Genosida Kamboja: Ketika Rakyat Sendiri Dibantai
Tanggal: 14 Mei 2025 20:37 wib.
Genosida Kamboja merupakan salah satu tragedi kemanusiaan terburuk di abad ke-20. Antara tahun 1975 dan 1979, rezim Khmer Merah yang dipimpin oleh Pol Pot melancarkan sebuah kampanye brutal yang mengakibatkan kematian sekitar dua juta orang, atau hampir seperempat dari populasi Kamboja pada saat itu. Alasan di balik tindakan keji ini adalah untuk menciptakan masyarakat agraris yang utopis dan membuang semua unsur kapitalis serta pengaruh asing yang dianggap merusak.
Pol Pot, seorang pemimpin yang keyakinan ideologisnya terinspirasi oleh ideologi komunis dan Maoisme, mengambil alih kekuasaan di Kamboja setelah mengalahkan pemerintah yang didukung oleh Amerika Serikat. Dengan slogan "Kembali ke Alam", Pol Pot dan rezim Khmer Merah bertekad untuk menghapus semua yang dianggap sebagai warisan dari era sebelumnya, termasuk pendidikan, agama, dan urbanisasi. Mereka menerapkan kebijakan sosial ekstrem, termasuk pengungsian massal dari kota-kota ke desa-desa.

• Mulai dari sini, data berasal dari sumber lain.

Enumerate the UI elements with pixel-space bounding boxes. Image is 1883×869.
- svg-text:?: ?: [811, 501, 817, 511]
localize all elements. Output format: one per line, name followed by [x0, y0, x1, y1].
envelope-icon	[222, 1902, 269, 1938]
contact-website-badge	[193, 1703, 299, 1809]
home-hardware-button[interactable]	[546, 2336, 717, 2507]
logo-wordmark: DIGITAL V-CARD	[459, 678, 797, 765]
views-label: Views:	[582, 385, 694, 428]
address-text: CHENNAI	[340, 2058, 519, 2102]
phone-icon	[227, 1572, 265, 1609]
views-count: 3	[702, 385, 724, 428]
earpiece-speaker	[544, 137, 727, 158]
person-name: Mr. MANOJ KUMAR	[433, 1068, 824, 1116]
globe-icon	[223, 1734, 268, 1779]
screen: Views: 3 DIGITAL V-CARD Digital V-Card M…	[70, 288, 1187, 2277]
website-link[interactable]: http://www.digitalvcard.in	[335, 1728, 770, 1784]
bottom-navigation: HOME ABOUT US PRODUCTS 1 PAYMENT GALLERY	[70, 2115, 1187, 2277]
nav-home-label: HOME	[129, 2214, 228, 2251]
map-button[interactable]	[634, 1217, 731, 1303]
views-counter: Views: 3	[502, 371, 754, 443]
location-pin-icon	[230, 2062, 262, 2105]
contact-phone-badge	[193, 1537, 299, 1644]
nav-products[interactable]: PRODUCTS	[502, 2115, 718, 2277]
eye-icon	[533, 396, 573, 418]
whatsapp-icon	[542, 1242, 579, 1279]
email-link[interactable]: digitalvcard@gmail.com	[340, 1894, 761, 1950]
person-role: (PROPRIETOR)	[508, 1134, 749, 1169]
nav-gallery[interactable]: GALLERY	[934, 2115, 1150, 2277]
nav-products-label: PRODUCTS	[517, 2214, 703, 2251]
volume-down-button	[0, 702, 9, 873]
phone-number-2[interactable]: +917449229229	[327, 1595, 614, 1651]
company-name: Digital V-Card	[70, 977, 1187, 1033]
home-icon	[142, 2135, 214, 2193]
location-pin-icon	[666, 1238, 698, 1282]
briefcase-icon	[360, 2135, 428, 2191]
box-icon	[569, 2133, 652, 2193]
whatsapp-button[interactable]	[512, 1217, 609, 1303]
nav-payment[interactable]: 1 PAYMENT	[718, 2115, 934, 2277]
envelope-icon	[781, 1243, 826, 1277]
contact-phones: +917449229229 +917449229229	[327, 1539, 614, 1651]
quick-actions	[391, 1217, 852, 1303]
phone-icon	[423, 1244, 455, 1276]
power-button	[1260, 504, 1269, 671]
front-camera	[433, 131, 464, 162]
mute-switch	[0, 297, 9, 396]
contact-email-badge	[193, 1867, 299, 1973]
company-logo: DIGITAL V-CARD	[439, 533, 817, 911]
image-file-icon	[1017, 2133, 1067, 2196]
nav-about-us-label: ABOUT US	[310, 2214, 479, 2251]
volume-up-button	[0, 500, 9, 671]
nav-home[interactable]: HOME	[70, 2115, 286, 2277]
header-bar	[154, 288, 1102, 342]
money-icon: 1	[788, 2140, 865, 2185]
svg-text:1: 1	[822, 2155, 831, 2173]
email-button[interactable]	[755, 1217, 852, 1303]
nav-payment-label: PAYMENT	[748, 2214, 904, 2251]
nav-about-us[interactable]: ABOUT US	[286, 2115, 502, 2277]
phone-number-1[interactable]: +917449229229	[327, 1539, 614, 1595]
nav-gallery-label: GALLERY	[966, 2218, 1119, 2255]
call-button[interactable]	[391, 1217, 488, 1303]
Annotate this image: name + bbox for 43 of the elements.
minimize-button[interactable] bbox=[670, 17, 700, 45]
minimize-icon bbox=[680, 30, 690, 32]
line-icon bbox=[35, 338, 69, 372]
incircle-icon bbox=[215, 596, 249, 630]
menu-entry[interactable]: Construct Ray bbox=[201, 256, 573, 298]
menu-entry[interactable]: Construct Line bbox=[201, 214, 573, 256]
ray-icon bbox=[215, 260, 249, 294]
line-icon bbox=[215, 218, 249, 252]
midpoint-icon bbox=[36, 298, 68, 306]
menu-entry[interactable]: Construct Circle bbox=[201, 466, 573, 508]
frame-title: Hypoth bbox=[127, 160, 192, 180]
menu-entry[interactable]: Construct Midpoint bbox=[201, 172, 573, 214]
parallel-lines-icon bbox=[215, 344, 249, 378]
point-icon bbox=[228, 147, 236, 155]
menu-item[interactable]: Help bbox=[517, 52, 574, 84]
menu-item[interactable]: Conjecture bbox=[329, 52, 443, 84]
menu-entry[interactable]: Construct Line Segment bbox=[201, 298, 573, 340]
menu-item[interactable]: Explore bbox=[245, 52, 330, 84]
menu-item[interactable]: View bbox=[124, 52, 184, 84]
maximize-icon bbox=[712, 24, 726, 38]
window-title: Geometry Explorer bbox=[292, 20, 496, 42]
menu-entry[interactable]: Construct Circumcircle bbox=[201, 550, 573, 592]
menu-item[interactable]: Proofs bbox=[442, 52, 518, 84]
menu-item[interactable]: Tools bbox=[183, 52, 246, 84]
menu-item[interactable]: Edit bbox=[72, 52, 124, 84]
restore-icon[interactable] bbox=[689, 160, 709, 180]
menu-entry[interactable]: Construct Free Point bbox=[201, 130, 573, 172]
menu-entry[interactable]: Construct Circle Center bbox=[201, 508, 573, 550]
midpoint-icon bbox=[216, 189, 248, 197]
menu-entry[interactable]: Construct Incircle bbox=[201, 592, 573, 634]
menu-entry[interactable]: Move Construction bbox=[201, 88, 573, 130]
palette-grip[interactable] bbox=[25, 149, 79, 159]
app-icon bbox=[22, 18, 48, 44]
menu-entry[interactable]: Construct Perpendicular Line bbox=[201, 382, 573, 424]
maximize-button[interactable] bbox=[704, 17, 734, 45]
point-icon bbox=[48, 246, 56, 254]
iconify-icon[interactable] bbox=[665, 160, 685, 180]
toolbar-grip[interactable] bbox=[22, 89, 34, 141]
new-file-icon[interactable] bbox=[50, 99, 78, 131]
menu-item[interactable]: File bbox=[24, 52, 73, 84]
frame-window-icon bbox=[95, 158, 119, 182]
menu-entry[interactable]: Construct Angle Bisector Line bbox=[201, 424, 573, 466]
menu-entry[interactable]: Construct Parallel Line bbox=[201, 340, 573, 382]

Salah satu karakteristik paling mencolok dari pemerintahan Khmer Merah adalah ketidakpedulian mereka terhadap hak asasi manusia. Dengan tangan besi, mereka menjalankan kebijakan yang kejam. Setiap individu yang dicurigai tidak setia, termasuk intelektual, dokter, akademisi, dan bahkan mereka yang mampu berbicara dalam bahasa asing, dianggap sebagai ancaman. Penangkapan massal dan penyiksaan menjadi hal yang umum. Para tahanan seringkali diinterogasi dengan kekerasan sebelum dieksekusi di tempat-tempat yang dikenal sebagai "ladang pembantaian".
Salah satu ladang pembantaian yang paling terkenal adalah Choeung Ek, yang terletak di dekat Phnom Penh. Di situs ini, ribuan orang dieksekusi dan dibuang ke dalam kuburan massal. Banyak yang tidak memiliki kesempatan untuk membela diri, dan banyak yang bahkan tidak tahu mengapa mereka ditangkap. Metode eksekusi yang digunakan sangat brutal, dengan banyak korban yang dibunuh dengan cara yang sadis, termasuk menggunakan alat pertanian untuk menghindari suara tembakan yang mencolok.
Rezim Khmer Merah juga menerapkan kebijakan agraris yang ekstrem, memaksa penduduk kota untuk bekerja di ladang dengan kondisi yang mengerikan. Ini menciptakan kelaparan yang meluas, di mana banyak orang mati karena kelaparan dan penyakit. Kelaparan ini diperparah oleh penarikan makanan dari desa-desa untuk memenuhi tuntutan pemerintah, yang terus berusaha untuk mengejar cita-cita pertanian yang tidak realistis.
Dalam konteks global, genosida ini sering disalahpahami atau kurang diperhatikan, terutama dibandingkan dengan peristiwa-peristiwa serupa di belahan dunia lainnya. Upaya untuk mengganti pemerintahan Khmer Merah oleh Vietnam pada tahun 1979 membawa akhir bagi kekejaman ini, tetapi tidak menghapus jejak luka yang ditinggalkan. Pengetahuan mengenai genosida Kamboja terus berkembang, dengan banyak pelapor dan saksi yang berjuang untuk memastikan bahwa sejarah ini tidak dilupakan.
Pengadilan bagi para pelaku kejahatan kemanusiaan yang terlibat dalam genosida Kamboja telah berlangsung selama beberapa dekade, dengan sebagian besar pemimpin Khmer Merah diadili dalam pengadilan internasional. Namun, warisan dari kekejaman ini tetap dirasakan di Kamboja. Masyarakat masih berjuang untuk mengatasi dampak emosional dan fisik yang ditinggalkan oleh masa lalu yang kelam ini.
Kamboja hingga saat ini terus berusaha untuk bangkit dari trauma genosida yang dilakukan oleh rezim Pol Pot dan Khmer Merah. Pembelajaran dari sejarah kelam ini diharapkan dapat menginspirasi generasi masa depan untuk menghormati hak asasi manusia serta menolak segala bentuk kekerasan dan diskriminasi.